I am in doubt when to use strict time-series cross validation and when to use kfold. I have the following situation, which, I believe, is an edge-case between time series and normal data:
I have a small dataset which is a couple of thousand rows. The data is collected over time, but I only have a few observations for each shop (specified by shop_id
) which are note evenly spaced. For the majority of shops, I only have a single observation and therefore, treating each shop as a separate time series is not meaningful. I have feature-engineered the feature called last_sales
which give the last sales for that shop_id
. Suppose the first 5 rows look like this:
time | shop_id | #fetures# | last_sales | sales |
---|---|---|---|---|
1 | 1 | nan | 8 | |
1 | 2 | nan | 3 | |
3 | 1 | 8 | 4 | |
5 | 3 | nan | 2 | |
9 | 2 | 3 | 2 |
where #features#
are a number of other features.
I want to predict the sales
in the future for a known or unknown shop_id
.
My question: When validating my model, should I use time-series splitting or is it ok to use kfold ? Note, in the end I am not interested in knowing my models performance over time. I am only interested in estimating the model performance in the future.
My thoughts:
If I should be very correct, I would think that I should use time-series splitting to take into account that some correlations between a feature and the target may change over time.

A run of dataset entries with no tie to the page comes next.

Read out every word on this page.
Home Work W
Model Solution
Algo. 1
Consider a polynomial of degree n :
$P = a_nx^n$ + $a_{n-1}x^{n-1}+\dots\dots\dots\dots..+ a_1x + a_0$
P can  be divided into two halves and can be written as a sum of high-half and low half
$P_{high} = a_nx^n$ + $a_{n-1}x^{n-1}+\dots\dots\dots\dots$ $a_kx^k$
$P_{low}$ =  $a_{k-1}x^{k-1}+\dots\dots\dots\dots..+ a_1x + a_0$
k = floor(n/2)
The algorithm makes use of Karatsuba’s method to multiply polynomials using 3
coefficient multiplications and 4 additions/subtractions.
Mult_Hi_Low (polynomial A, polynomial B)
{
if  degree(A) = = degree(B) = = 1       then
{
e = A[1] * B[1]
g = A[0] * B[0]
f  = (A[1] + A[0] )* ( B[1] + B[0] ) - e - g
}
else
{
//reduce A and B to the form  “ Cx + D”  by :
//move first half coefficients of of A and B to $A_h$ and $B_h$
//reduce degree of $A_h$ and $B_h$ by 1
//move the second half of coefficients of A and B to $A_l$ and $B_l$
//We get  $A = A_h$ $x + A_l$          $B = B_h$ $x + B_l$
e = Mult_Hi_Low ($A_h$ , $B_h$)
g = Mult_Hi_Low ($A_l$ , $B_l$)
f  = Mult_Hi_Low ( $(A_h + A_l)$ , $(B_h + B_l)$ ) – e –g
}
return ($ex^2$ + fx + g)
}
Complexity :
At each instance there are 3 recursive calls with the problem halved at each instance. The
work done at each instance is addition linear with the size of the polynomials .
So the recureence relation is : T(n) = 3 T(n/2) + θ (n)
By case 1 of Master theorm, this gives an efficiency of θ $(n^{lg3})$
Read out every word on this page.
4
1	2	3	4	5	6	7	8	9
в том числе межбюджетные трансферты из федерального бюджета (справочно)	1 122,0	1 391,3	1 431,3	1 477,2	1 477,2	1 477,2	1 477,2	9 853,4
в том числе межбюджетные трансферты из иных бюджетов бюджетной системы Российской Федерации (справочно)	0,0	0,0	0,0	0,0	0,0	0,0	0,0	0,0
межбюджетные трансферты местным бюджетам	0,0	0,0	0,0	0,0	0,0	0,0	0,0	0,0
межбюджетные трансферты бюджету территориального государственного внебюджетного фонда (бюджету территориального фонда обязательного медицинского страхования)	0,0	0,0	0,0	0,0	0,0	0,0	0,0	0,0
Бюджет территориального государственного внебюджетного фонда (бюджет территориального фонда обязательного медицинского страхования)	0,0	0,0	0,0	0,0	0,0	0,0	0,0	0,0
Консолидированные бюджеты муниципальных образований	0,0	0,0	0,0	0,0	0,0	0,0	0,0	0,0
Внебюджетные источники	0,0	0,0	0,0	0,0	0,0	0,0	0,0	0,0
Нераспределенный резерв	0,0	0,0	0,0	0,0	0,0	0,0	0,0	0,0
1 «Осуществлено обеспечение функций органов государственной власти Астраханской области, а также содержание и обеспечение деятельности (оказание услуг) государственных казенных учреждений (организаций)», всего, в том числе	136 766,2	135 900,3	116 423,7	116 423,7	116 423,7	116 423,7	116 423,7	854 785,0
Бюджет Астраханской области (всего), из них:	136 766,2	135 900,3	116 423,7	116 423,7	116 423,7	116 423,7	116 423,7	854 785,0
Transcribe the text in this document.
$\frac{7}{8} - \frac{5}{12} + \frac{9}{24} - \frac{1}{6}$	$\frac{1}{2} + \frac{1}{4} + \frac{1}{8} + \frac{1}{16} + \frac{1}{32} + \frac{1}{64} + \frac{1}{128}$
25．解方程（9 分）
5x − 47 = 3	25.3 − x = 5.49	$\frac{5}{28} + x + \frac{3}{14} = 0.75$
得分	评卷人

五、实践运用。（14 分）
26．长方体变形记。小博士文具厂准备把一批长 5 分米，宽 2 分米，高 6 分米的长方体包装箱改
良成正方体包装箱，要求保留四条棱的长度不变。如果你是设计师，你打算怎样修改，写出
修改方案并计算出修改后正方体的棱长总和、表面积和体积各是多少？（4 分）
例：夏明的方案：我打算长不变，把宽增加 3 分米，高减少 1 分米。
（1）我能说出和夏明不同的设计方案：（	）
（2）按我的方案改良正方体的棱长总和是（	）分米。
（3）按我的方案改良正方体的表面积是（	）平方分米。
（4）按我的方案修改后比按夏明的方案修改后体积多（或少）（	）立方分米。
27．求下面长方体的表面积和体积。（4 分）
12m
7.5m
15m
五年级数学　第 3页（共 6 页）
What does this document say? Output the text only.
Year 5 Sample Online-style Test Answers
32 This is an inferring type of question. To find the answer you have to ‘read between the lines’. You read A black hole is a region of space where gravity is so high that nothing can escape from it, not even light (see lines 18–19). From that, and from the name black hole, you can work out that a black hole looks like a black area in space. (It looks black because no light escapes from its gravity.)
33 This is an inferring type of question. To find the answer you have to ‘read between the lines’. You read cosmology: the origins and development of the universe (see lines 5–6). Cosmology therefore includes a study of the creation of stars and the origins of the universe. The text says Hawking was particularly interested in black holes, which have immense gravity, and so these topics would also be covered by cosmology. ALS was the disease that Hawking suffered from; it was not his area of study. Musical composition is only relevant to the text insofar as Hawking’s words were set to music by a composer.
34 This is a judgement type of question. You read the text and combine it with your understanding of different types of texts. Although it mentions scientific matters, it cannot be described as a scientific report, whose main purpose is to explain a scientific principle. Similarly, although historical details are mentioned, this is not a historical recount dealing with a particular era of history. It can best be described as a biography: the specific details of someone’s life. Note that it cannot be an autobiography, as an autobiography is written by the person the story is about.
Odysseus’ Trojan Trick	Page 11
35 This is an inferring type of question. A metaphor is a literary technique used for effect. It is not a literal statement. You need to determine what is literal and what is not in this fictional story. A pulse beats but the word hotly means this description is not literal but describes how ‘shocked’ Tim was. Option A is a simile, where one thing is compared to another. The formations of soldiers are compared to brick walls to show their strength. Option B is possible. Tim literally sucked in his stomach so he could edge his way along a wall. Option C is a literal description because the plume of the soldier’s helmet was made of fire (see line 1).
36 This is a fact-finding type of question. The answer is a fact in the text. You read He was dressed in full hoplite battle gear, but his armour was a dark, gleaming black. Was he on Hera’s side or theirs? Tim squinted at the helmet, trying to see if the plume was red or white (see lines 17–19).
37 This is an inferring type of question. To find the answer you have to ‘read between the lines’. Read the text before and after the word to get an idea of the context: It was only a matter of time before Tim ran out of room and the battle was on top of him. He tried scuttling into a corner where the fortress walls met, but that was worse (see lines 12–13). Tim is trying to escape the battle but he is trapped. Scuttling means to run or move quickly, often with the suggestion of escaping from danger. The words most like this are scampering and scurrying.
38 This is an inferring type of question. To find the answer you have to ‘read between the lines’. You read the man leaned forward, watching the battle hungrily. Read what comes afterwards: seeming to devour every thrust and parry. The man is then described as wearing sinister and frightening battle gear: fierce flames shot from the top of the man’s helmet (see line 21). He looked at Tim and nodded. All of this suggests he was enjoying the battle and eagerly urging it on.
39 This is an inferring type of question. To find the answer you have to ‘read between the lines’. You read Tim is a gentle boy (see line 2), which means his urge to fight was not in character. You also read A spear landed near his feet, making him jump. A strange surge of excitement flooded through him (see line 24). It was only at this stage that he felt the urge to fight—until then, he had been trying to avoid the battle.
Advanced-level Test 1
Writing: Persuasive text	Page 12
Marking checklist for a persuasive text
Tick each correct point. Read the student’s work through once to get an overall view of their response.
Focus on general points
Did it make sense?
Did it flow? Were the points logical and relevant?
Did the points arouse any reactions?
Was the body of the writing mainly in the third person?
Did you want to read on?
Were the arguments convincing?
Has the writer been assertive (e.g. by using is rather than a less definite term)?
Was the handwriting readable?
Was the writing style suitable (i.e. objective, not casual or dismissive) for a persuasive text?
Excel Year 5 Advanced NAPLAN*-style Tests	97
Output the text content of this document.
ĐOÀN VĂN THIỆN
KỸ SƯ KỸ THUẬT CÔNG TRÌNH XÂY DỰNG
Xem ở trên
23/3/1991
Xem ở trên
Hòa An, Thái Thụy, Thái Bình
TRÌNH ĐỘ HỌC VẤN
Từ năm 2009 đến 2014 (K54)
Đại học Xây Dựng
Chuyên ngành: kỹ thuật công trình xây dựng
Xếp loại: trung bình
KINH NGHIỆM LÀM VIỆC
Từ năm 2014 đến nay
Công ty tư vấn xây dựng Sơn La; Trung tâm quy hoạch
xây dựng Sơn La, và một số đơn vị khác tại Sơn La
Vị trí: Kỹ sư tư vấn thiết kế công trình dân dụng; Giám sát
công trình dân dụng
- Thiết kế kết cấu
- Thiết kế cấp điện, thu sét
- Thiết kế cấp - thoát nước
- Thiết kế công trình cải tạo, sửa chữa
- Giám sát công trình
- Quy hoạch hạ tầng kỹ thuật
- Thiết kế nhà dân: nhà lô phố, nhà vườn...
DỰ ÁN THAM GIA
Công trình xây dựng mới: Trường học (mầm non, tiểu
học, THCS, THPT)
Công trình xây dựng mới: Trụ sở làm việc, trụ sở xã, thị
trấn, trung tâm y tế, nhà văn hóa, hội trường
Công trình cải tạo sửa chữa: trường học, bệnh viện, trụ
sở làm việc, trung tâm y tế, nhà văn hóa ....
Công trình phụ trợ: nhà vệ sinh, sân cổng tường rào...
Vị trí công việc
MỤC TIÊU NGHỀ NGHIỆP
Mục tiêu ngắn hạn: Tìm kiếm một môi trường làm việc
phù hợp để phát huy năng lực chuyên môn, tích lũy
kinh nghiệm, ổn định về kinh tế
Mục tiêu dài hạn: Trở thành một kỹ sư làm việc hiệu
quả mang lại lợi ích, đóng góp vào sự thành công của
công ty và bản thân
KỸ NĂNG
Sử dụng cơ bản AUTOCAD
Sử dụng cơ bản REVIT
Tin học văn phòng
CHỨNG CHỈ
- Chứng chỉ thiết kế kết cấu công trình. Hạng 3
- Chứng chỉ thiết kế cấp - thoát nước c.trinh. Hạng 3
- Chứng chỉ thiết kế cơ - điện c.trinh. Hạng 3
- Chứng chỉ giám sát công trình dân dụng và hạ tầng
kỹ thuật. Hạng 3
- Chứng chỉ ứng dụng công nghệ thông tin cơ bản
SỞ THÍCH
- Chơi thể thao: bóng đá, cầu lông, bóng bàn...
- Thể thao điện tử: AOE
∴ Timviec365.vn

On the other hand, it seems silly that when testing the performance at time = 4
at shop_id = 1
my model is not allowed to be trained on e.g. the data point time = 8
at shop_id = 2
. How bad would it be if I just treat these rows as observations not recorded over time and use normal KFold cross validation utilizing my entire dataset. I emphasize, I want to estimate my model performance for future predictions. Not the model performance in the past, where I had fewer data points available.